Welcoming the Addis Ababa Action Agenda and the renewed pledge by developed countries to invest 0.7 per cent of the gross national income in official development assistance (ODA), he added that climate finance would be crucial.  Developed countries should meet the agreed goal of $100 billion per year by 2020 and the international community must get the Green Climate Fund up and running.  The world continued to squander trillions in wasteful military spending.  “Why is it easier to find the money to destroy people and planet than it is to protect them?”, he asked.

One hundred million people required humanitarian assistance today, he noted, with 60 million having been forced to flee their homes or countries.  The global humanitarian system was not broken; it was broke.  People wanted emergency assistance but also lasting solutions.  “They may appreciate a tent, but they deserve to go home,” he said.  Lebanon, Jordan and Turkey were generously hosting several million Syrian and Iraqi refugees.  Commending those in Europe that were providing asylum, he urged those countries to “do more”.  After the Second World War, it was Europeans who had sought the world’s assistance.
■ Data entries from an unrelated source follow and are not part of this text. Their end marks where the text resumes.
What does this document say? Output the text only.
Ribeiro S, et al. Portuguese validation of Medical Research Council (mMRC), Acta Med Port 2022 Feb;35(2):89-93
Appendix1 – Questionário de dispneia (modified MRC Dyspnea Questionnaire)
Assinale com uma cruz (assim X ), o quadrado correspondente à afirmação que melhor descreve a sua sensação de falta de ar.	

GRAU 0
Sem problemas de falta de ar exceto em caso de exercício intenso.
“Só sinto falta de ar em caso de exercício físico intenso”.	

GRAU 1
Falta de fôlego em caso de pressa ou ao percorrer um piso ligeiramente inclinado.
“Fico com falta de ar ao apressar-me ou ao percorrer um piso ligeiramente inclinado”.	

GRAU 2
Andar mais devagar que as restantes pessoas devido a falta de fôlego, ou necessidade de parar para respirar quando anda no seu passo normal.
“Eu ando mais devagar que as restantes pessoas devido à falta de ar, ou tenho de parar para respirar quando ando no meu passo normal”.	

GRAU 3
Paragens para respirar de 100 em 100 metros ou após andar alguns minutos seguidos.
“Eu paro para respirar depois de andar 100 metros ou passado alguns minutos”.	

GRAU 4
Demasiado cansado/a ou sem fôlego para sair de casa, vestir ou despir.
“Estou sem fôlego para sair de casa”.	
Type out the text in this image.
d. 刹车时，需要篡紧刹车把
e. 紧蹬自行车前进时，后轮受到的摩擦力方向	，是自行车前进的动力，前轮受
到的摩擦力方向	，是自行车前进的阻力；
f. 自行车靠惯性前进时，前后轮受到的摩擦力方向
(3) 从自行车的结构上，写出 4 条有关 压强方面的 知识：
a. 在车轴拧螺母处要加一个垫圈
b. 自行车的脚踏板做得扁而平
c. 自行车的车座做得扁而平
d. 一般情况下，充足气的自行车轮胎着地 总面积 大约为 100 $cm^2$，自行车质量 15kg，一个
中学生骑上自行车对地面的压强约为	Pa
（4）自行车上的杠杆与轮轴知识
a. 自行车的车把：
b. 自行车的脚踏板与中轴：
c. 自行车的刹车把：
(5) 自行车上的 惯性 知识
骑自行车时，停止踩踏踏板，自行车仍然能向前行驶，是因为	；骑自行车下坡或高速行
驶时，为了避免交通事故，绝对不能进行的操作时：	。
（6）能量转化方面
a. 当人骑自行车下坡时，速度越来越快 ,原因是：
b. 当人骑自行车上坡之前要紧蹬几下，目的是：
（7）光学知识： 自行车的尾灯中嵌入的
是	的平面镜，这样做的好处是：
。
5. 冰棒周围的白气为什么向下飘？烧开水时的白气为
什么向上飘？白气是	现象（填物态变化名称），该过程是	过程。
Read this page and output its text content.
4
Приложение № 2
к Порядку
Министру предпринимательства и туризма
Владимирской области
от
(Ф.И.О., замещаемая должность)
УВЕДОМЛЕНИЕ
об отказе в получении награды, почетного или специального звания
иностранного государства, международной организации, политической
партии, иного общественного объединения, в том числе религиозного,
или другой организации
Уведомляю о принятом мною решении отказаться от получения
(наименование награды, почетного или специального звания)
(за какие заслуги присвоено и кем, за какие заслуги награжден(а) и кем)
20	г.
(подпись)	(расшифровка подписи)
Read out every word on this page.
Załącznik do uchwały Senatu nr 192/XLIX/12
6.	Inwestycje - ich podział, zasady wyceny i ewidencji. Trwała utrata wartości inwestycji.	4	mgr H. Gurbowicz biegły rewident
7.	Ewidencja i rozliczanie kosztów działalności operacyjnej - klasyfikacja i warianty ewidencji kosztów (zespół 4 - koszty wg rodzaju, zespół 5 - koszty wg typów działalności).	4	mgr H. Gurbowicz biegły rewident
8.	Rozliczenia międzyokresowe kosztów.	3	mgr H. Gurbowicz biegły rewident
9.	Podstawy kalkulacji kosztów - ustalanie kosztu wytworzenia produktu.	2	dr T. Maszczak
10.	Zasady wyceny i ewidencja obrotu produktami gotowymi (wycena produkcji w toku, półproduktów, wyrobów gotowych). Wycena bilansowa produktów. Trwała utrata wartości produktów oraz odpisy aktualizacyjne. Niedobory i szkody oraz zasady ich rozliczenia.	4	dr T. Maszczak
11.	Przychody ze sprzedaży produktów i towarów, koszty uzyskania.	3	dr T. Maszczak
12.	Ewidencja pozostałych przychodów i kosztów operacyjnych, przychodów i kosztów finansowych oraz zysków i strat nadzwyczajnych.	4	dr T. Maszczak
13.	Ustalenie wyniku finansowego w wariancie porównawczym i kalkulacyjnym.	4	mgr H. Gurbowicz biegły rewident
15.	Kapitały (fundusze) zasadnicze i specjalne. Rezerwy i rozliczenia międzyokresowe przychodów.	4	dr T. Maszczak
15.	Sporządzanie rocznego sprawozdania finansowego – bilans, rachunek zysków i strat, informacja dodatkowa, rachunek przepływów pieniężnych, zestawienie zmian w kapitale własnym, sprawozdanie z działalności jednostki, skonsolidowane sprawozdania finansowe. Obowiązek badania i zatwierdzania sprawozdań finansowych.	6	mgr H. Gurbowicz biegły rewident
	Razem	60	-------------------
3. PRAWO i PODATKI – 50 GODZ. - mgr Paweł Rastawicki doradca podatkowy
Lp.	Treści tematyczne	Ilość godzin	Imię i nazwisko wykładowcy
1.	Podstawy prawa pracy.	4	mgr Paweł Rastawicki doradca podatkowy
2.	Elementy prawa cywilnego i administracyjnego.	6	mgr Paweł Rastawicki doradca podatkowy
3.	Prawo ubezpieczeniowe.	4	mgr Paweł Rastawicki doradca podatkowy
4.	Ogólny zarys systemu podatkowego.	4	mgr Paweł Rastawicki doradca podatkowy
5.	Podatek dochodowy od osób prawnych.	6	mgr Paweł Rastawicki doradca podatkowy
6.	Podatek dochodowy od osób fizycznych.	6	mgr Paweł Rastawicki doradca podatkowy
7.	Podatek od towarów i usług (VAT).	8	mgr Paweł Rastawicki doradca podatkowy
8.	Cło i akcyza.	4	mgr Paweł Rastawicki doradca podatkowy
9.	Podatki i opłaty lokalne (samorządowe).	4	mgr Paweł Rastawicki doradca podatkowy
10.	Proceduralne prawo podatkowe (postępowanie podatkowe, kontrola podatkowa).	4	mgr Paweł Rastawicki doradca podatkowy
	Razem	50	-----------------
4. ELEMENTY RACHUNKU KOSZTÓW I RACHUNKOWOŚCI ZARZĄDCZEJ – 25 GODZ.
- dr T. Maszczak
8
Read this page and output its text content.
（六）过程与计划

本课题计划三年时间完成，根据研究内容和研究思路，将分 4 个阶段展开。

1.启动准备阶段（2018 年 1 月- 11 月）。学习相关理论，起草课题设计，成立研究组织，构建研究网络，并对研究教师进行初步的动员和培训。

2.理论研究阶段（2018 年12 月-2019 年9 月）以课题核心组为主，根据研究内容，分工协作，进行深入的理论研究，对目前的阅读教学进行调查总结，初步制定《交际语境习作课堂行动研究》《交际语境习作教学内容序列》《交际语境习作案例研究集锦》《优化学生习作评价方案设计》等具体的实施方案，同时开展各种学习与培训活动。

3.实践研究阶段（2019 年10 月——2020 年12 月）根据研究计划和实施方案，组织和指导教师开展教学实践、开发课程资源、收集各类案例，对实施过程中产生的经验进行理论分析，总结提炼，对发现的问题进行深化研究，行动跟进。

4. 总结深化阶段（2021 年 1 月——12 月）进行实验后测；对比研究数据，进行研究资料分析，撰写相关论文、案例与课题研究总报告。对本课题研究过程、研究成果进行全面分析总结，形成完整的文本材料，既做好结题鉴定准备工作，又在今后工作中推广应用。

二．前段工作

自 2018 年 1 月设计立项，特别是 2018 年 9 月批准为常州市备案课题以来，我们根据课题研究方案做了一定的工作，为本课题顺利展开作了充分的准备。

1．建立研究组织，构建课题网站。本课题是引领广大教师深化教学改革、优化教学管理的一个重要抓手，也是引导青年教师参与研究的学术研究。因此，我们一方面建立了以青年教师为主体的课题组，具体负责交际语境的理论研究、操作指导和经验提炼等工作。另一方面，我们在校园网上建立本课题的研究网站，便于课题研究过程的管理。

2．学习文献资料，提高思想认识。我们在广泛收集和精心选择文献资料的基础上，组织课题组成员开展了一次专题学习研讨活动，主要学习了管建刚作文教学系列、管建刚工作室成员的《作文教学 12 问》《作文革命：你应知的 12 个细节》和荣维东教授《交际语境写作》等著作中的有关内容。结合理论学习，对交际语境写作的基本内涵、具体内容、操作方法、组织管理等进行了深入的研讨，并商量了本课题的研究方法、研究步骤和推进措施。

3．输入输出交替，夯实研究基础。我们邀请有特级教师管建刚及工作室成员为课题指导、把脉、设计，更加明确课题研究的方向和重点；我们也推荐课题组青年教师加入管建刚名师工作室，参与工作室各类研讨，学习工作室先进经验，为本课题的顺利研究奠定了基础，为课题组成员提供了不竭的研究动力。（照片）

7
Four years of “diplomatic paralysis” by the Security Council and other bodies had allowed the crisis in Syria to spin out of control, he went on.  While the responsibility for ending the conflict lay with the Syrian warring parties, it was time now for others, primarily the Council and key regional actors, to step forward.  Five countries in particular held the key:  the Russian Federation, United States, Saudi Arabia, Iran and Turkey.  As long as one side did not compromise with the other, it was futile expect to change.

Noting the conflict in Yemen where airstrikes were destroying cities, and the dangerous drift in the Middle East peace process, he urged leaders to return to the negotiating table.  Da’esh, Boko Haram and Al-Shabaab remained major threats, and it was vital to unite against the brutality of those groups, while ensuring that States did not violate human rights in the fight against terror.

Commending the landmark nuclear agreement between Iran and the P5+1 countries, he said “dialogue and patient diplomacy had paid dividends”.  Leaders must build on the recent agreements in South Sudan and finalize the agreement in Libya.  Renewed dialogue was also necessary to address the tension on the Korean peninsula.  “I am ready to support inter-Korean cooperation,” he said, also expressing concern about the growing restrictions on media freedom and civil society around the world.

Over the past 70 years, the United Nations had helped to liberate millions from colonialism and had supported the struggle against apartheid.  “We have defeated deadly diseases, defended human rights and deepened the rule of law,” he said.  With more connectivity and better tools than ever before, the recipes for positive change were on the table and the ingredients for success were in the hands of the international community.  “When we stand together, there is no limit to what we can achieve,” he said.